Exercise in treating arthritis initially seemed counter intuitive. Rob Petrella, now at University of Western Ontario, first brought this to my attention in a poster at a medical conference, and it led to his systematic review in 2000 asking if exercise was an effective treatment for osteoarthritis of the knee. At that time there were few sufficiently powered randomised controlled trials but, overall, the evidence seemed in favour.
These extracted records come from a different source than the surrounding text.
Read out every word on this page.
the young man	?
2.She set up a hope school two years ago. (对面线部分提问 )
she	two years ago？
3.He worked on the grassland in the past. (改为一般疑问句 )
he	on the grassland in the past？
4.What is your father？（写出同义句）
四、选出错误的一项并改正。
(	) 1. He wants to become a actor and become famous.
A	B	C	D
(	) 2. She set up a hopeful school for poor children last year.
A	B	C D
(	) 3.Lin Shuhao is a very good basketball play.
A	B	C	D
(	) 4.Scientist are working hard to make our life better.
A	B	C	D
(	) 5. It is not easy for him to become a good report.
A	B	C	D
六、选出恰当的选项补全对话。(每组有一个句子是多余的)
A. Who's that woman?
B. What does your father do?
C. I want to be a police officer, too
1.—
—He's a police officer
Last year, a similar systematic review showed overwhelming evidence in favour of exercise for lower limb osteoarthritis. This was a sequential meta analysis and, what was particularly important, was that there was sufficient evidence to show physical activity was beneficial as early as 2002. It can take a long time to change our minds and integrate evidence into practice.

Evidence in treating arthritis is not always what one might expect. Just a few weeks ago, Kim Bennell and her colleagues published a high quality randomized controlled trial on the effect of physical therapy in hip osteoarthritis. Patients had 10 treatments over 12 weeks comprising education and advice, manual therapy, home exercise, and gait aid if appropriate. There was, perhaps unexpectedly, no difference in pain or function compared with sham treatment. I cannot imagine that the findings of this study were welcomed by Kim’s physiotherapy colleagues. Its not just in football where the results can be surprising, unexpected and disappointing for the supporters.